Я в первый раз посмотрел на Маргарет. Она замерла, казалось, и дышать перестала. Смотрела спокойными ясными голубыми глазами.
– Мои друзья считали, что все хорошо. Иногда они говорили мне: «Ты счастливчик, у тебя такая преданная жена!» Их жены перестали спать с ними много лет назад, их жены больше не беременели. А потом я увидел, как мои друзья рыщут в поисках любовниц, и подумал, что мне, вероятно, и в самом деле повезло. Элеонора все еще принадлежала мне, и она была таким чудесным спутником, разделяла мои интересы, способствовала моей карьере, делала все возможное, чтобы быть идеальной женой. Спустя какое-то время я убедил себя, что должен благодарить судьбу и никогда не сердиться, сколько бы раз она ни беременела.
Я замолчал на какое-то время. В комнате стояла тишина. Наконец я смог продолжить:
– Так продолжалось несколько лет до рождения Патрика. И тогда все закончилось. Доктор сказал, что ей больше нельзя рожать. И с тех пор она ни одной ночи не провела со мной.
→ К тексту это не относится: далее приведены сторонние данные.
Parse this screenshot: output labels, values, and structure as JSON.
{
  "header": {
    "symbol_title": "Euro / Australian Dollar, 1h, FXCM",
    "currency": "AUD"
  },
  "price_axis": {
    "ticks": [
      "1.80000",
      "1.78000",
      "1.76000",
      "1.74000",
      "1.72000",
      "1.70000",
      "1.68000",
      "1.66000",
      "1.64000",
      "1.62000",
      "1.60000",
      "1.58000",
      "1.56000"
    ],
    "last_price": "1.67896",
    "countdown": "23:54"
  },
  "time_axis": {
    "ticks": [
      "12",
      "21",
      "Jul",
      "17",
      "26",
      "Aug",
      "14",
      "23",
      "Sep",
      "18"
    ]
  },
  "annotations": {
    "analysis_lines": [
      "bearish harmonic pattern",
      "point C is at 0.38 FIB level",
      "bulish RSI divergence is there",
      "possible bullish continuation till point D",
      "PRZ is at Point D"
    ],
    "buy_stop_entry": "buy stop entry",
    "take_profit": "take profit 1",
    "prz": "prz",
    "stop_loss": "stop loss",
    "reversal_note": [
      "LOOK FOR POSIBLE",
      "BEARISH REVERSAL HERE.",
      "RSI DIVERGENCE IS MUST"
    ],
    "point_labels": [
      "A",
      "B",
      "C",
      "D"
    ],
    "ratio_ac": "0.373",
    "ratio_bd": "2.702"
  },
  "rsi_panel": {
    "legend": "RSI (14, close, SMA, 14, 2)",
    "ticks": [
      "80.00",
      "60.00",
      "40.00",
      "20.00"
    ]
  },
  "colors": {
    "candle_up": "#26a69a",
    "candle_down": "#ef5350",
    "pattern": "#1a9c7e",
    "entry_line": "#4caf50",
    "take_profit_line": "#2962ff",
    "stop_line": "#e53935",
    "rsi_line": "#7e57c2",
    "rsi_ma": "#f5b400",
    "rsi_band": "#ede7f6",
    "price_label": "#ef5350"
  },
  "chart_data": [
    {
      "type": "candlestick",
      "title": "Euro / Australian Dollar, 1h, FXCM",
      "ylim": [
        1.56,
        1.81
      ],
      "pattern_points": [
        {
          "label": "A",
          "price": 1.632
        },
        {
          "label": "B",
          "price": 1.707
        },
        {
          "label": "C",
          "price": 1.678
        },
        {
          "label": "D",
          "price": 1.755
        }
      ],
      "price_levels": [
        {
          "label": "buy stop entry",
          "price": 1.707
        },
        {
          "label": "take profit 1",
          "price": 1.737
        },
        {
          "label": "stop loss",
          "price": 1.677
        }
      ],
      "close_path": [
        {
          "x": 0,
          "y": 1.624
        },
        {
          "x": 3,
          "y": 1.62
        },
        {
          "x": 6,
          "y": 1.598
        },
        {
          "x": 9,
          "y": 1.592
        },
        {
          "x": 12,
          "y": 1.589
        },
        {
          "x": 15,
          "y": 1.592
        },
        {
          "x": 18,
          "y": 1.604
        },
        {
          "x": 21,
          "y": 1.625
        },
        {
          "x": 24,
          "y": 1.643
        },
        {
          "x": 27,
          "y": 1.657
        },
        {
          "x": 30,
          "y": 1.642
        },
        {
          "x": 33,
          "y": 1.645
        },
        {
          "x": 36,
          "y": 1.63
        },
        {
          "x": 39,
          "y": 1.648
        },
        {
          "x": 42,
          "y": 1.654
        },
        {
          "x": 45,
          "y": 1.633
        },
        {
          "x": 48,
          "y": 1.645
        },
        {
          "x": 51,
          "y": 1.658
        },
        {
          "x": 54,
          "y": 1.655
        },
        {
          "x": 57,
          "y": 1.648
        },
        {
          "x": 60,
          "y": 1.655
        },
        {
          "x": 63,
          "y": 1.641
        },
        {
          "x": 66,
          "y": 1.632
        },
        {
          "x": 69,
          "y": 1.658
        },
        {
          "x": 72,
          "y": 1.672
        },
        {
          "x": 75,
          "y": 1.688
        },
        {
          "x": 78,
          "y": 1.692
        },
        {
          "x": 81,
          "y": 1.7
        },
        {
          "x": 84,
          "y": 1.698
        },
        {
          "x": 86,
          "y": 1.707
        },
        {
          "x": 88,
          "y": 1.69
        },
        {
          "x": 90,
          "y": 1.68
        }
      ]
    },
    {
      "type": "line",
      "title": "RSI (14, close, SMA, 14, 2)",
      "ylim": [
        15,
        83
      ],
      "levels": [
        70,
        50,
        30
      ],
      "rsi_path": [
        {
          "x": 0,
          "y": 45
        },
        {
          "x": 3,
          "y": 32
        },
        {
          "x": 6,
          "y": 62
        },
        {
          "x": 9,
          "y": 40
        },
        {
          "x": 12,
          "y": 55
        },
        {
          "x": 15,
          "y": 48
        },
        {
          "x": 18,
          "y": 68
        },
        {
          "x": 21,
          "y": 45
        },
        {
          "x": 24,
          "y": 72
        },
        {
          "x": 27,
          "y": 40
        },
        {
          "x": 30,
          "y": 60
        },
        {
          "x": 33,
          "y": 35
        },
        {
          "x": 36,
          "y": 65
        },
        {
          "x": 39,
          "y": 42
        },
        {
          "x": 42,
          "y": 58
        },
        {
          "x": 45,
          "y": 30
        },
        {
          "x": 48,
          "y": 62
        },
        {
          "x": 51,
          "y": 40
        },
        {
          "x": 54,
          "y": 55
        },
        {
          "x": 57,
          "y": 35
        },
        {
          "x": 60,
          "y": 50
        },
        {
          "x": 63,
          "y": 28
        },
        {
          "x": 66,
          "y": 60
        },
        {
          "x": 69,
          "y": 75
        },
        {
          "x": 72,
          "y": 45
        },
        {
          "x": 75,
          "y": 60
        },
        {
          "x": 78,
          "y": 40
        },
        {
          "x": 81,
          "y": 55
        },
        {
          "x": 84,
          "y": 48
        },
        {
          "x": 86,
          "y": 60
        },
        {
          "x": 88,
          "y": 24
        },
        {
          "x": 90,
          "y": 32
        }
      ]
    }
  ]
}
Я нахмурился, вспоминая прошлое, размышляя о нем в бесплодных попытках понять.
– Любопытно, когда Элеонора осознала, что больше не может быть идеальной женой, она потеряла интерес к этому и перестала быть не только хорошей женой, но и хорошей матерью. Отдалилась от меня, отдалилась от детей. Конечно, она долгое время болела. В особенности после смерти Луиса, когда с ней случился нервный срыв. Но даже позднее у нее не вернулся интерес к детям. Я мог понять ее невнимание к Патрику, который погубил ее здоровье, но странно, что она стала безразличной и к девочкам. Словно потеряла весь свой страх перед неудачей, прекратила какую-то ужасную борьбу и хотела только одного – признать поражение. Она очень сильно изменилась.
И я так никогда и не понял причин. Почему она разделяла со мной спальню, лишь когда это могло закончиться беременностью? Элеонора явно чувствовала, что только для этого и может быть близка со мной. Но почему? Моя ли в этом была вина? Что я сделал не так? Не мог ли я как-то исправить положение? Я ведь очень любил ее. До того последнего отчуждения я неизменно хранил ей верность, а это было нелегко. Доктора не рекомендовали ей супружеских отношений во время беременности, а потому она целыми месяцами спала в другой комнате. Но я мирился с этим, поскольку любил ее и знал: невзирая на все наши трудности, она тоже любит меня.
Я снова посмотрел на Маргарет, увидел в ее выражении намек на то, что она близка к какому-то глубинному, мучительному пониманию, но инстинкт говорил мне, что безопаснее до этого понимания не доходить.